Last Thursday was the event taking place and it focused on meeting each other and thinking about new ideas for several cases that they have selected. Even the lunch was focused on sharing and meeting new people as one lunchbox contained lunch for two persons and you had to share it with someone you didn’t know. The Hot100 attendants had to select a few keywords that they thought would be characterizing their work, these words were then wrapped around the wrist and they became a cool way to visualize who was working in which field and it was a nice tool to start conversations with co-Hot100’s.

The day started off with an introduction of Klaas Kuitenbrouwer, program manager of Virtueel Platform, and two keynote speakers, Anab Jain from Superflux and Sebastian Chan from The Powerhouse Museum. Both very interesting talks about design and change, especially Anab Jain who showed a lot of projects that she had worked on that seems to be ‘researching without a research question’. One project that she mentioned really caught my attention, which was about a fifth dimensional camera to understand how living in a world with quantum computing would be like.

After the lunch the Hot100 were divided into seven different cases that presented a problem to be solved. In a workshop of three hours containing heavy brainstorms and fierce discussion we were expected to present a brilliant solution to the problem. I was in the SetUP Utrecht case. SetUP is a medialab similar to the Waag Society or V2_, but they wanted to do something different because they thought that the medialandscape consisted too many of these knowledge centres. So instead of focusing on knowledge production, SetUP focuses on knowledge distribution or sharing knowledge. Their problem however was that they got too little attention and now government funding, which is the main income of these kind of institutions, is running out. They asked us to find new ways to revive the SetUP concept of sharing knowledge. How would we want a institution like them to look like and what are important features?
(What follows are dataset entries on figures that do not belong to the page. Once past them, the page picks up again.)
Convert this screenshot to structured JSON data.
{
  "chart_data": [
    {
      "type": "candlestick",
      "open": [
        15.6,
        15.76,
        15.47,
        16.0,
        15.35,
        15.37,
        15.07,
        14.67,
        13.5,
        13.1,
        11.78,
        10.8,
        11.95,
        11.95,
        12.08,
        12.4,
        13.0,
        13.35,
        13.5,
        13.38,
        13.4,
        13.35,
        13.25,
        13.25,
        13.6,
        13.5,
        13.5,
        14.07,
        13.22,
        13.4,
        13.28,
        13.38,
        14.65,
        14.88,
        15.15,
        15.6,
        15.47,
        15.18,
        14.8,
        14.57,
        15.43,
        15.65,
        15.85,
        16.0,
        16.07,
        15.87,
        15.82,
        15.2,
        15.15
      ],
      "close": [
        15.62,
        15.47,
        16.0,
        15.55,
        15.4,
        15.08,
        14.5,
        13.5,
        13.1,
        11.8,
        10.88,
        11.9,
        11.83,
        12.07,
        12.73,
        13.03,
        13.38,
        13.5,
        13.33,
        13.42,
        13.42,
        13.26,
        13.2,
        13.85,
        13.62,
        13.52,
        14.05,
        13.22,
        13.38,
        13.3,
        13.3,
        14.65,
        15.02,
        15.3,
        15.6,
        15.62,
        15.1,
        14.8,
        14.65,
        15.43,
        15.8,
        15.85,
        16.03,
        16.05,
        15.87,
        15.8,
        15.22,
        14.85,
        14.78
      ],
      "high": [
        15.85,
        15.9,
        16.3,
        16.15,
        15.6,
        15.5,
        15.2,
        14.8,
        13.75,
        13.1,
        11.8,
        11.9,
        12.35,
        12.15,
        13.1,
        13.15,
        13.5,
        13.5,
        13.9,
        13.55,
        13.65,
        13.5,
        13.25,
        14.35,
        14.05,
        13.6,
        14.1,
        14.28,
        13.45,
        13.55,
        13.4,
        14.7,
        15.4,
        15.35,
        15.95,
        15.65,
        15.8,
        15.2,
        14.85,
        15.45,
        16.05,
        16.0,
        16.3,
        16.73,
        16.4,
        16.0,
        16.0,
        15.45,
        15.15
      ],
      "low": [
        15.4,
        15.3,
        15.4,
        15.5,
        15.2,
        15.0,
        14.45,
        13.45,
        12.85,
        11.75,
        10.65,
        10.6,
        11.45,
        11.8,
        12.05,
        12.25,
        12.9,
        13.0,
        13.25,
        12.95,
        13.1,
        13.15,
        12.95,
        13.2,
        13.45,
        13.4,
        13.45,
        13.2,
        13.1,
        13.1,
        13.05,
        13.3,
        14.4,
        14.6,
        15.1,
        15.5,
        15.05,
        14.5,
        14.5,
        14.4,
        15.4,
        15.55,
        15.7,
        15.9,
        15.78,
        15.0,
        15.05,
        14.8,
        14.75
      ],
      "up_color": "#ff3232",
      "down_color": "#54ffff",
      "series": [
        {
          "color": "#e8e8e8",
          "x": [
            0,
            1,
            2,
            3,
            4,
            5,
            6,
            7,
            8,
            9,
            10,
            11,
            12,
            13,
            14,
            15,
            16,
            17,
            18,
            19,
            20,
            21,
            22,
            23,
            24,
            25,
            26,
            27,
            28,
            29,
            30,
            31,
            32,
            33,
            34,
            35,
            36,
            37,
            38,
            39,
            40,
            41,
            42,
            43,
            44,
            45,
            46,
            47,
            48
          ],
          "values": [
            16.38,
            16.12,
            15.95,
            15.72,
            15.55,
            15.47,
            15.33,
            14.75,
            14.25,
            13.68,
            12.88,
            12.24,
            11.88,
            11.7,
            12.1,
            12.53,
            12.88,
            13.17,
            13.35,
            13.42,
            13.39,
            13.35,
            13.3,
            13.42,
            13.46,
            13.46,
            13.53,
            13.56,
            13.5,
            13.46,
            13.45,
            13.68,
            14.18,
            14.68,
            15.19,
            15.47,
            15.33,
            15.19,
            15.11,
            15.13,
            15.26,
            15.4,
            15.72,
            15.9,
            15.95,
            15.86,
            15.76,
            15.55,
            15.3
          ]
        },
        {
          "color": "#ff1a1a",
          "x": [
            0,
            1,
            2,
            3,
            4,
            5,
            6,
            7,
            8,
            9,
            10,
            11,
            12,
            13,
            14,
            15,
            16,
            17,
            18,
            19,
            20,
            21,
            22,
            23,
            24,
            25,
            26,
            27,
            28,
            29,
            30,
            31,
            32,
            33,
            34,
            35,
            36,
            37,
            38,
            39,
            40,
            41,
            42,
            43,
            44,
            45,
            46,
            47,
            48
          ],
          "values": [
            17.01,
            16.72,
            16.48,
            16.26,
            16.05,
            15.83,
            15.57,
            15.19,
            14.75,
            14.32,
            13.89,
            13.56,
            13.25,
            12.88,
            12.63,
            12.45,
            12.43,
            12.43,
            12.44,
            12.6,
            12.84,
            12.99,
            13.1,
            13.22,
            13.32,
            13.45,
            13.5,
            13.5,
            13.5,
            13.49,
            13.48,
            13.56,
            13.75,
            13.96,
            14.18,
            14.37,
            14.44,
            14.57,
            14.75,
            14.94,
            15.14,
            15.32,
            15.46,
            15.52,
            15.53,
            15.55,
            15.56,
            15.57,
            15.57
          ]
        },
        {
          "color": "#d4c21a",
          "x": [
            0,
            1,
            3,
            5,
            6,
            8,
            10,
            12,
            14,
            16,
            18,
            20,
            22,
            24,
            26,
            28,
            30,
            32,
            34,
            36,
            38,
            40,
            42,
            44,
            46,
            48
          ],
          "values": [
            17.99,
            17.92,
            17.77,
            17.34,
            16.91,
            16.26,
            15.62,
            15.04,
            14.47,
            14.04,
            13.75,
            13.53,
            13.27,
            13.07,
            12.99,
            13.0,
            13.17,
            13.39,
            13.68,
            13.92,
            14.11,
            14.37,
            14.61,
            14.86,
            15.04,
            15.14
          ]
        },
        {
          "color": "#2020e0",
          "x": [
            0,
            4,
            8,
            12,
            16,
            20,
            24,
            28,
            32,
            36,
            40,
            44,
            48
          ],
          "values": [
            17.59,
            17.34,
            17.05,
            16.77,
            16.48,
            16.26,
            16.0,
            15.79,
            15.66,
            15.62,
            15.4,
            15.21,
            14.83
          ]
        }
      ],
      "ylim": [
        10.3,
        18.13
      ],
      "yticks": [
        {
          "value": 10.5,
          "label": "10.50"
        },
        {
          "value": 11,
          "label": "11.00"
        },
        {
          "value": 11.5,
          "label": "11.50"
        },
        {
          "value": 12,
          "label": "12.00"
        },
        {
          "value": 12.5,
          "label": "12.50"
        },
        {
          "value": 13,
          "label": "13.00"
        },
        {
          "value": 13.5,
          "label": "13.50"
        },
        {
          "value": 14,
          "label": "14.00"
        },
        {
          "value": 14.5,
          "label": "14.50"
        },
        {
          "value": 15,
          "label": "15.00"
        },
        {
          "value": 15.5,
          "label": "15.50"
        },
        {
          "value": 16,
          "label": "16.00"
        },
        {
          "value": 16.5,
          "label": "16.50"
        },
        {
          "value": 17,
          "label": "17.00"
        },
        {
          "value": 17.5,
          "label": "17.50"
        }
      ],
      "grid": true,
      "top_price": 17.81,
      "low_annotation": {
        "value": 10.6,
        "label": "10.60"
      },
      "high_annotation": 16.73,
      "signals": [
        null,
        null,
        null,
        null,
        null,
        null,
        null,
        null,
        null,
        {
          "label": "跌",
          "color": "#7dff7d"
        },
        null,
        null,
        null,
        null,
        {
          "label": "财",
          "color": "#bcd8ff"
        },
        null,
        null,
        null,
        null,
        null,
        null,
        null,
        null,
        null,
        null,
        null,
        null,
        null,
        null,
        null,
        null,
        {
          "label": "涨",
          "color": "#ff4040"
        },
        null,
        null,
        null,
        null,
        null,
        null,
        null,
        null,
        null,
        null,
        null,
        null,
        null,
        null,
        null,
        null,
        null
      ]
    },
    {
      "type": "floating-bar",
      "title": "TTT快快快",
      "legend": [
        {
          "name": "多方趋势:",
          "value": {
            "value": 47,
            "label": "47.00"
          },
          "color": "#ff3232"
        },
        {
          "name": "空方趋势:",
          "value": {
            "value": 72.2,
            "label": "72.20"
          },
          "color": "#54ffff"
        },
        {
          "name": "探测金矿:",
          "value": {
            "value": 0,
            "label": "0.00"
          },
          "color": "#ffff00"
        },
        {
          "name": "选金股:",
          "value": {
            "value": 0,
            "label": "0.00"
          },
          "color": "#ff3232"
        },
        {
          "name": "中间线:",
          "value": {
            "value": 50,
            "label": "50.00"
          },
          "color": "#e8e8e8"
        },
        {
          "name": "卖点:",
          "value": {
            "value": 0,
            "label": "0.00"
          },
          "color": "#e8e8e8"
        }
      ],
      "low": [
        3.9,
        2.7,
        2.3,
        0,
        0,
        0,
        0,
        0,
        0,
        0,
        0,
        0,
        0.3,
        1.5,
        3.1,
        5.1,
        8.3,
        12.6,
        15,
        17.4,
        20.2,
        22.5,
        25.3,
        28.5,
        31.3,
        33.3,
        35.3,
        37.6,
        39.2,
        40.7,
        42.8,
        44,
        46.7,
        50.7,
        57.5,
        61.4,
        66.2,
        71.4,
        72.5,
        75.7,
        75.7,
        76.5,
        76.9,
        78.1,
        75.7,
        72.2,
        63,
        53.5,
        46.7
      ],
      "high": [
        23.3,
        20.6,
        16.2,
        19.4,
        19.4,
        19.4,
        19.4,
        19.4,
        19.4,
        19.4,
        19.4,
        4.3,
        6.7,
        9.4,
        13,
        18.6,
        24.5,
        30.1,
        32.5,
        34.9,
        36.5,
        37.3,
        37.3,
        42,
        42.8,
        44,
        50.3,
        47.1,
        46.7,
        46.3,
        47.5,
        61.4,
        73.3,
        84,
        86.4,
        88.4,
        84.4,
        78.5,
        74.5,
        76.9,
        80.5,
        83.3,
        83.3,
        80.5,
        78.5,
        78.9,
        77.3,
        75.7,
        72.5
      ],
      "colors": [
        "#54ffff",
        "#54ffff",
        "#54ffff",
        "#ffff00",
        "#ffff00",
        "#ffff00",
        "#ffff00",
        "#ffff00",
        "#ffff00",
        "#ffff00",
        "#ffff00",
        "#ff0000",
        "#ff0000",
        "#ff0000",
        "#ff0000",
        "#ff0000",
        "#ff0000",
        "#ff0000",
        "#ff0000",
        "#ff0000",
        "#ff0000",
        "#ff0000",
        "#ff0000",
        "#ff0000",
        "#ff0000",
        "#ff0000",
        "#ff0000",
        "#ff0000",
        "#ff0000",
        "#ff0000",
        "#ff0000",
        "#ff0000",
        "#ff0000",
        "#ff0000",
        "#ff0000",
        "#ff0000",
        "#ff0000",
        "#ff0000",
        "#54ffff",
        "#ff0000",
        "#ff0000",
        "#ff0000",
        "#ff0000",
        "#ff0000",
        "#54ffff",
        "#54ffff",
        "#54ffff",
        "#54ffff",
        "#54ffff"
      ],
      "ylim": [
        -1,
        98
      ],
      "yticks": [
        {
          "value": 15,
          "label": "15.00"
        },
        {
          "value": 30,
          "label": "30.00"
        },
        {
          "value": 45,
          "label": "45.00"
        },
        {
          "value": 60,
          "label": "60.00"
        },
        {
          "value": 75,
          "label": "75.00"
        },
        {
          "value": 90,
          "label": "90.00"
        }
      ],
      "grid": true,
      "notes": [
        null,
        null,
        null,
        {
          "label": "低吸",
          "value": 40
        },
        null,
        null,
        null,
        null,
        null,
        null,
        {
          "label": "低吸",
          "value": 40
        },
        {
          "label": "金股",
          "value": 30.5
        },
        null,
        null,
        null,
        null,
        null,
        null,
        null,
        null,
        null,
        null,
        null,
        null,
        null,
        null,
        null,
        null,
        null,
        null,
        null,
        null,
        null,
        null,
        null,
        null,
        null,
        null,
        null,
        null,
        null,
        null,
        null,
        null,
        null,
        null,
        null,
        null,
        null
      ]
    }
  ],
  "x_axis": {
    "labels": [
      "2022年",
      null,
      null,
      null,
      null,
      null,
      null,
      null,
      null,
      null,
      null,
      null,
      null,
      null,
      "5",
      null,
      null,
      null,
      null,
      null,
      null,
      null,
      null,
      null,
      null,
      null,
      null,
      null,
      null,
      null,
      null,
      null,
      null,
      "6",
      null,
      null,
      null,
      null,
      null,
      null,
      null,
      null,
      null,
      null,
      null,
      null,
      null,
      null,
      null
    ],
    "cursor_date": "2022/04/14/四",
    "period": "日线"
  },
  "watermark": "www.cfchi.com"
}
Surprisingly enough, after three hours of brainstorming and discussion the team had come with a solution that was mainly physical. We agreed that there had to be a communal space, but a lot of us focused so much on getting a physical building that I thought there is not much different than how SetUP already is. Instead of thinking on a conceptual level of how to share knowledge using new media tools, we centred ourselves around a building with spaces for rent. By placing costly tools in the buildings workshops that most of new media artists and researchers have to use but can’t have at home like laser cutters and 3D printers, they become an incentive for getting the building filled. The brainstorm and the discussion was very informative, but in the end I feel like we were trying to make a business plan for SetUP instead of trying to find new ways to share knowledge.

It was very nice to attend this event and I am glad that I did. Meeting and talking with a lot of different people who are active in the field of e-culture was very inspiring and interesting. I want to thank Virtueel Platform for giving me the opportunity and I want to thank Richard Rogers for selecting me as one of the few representing the UvA.